В сетях шпионажа, или «Час крокодила» - Резванцев Александр Александрович. Страница 60
Мильке — это блестящие операции гэдээровской разведки, которые стали классикой и войдут во все учебники. Это миллионы листов безвозмездно переданной нашей стране научно-технической информации, которая была похищена у тогдашнего противника. Мильке — это сотни разоблаченных натовских шпионов, кишевших вокруг советских военных объектов в ГДР.
Болтают, будто Мильке был осведомителем еще бериевских НКВД-НКГБ. Может быть. В таком случае он стал идеальным агентом влияния, в котором долг и ответственность сочетались с преданностью нашей стране и любовью к ней. Он любил, но только русскую водку и русские пельмени. Он любил Россию, которая в годы войны стала ему второй родиной, и с гордостью носил на груди Звезду Героя Советского Союза.
С генералами КГБ, не владевшими немецким, Мильке общался через переводчика, но однажды огорошил всех нас, прочитав нам часовой доклад об оперативной обстановке в ГДР на хорошем русском языке. Закончив, победно оглядел восхищенных слушателей. Знай, мол, наших! Тогда ему было восемьдесят лет.

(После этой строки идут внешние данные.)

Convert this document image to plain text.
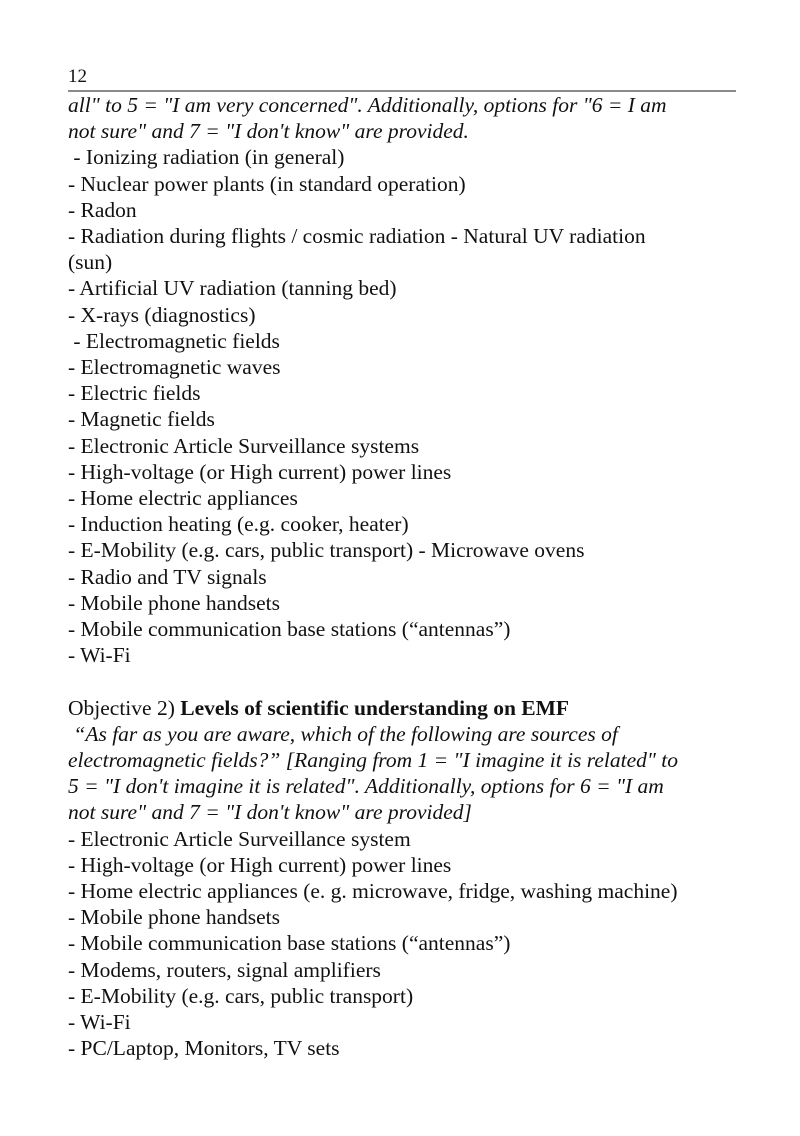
12
all" to 5 = "I am very concerned". Additionally, options for "6 = I am
not sure" and 7 = "I don't know" are provided.
- Ionizing radiation (in general)
- Nuclear power plants (in standard operation)
- Radon
- Radiation during flights / cosmic radiation - Natural UV radiation
(sun)
- Artificial UV radiation (tanning bed)
- X-rays (diagnostics)
- Electromagnetic fields
- Electromagnetic waves
- Electric fields
- Magnetic fields
- Electronic Article Surveillance systems
- High-voltage (or High current) power lines
- Home electric appliances
- Induction heating (e.g. cooker, heater)
- E-Mobility (e.g. cars, public transport) - Microwave ovens
- Radio and TV signals
- Mobile phone handsets
- Mobile communication base stations (“antennas”)
- Wi-Fi
Objective 2) Levels of scientific understanding on EMF
“As far as you are aware, which of the following are sources of
electromagnetic fields?” [Ranging from 1 = "I imagine it is related" to
5 = "I don't imagine it is related". Additionally, options for 6 = "I am
not sure" and 7 = "I don't know" are provided]
- Electronic Article Surveillance system
- High-voltage (or High current) power lines
- Home electric appliances (e. g. microwave, fridge, washing machine)
- Mobile phone handsets
- Mobile communication base stations (“antennas”)
- Modems, routers, signal amplifiers
- E-Mobility (e.g. cars, public transport)
- Wi-Fi
- PC/Laptop, Monitors, TV sets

Любимым детищем Мильке стало NFS, министерство госбезопасности — Ministerium für Staatssicherheit, отсюда Штази. У меня было много друзей в разведке и контрразведке ГДР. Я с ними работал, дружил семьями, ездил на охоту, рыбачил, выпивал, в конце концов. Это были отличные ребята, которые честно делали свое дело, и никто не заставит меня говорить о них плохо. Что же касается политического сыска, то к этому направлению деятельности любой охранки я относился и отношусь с брезгливостью, считаю его бесполезным и даже вредным. Бесполезным потому, что ни одному политическому сыску еще не удалось спасти от краха гниющий режим. Вредным потому, что любой политический сыск постоянно лжет, вводя лидеров той или иной страны в заблуждение об истинном положении вещей в государстве и тем самым побуждая их принимать неверные, а порой роковые решения. Политический сыск развращает нацию стукачеством и тормозит общественный прогресс, поскольку борется с прошлым против будущего.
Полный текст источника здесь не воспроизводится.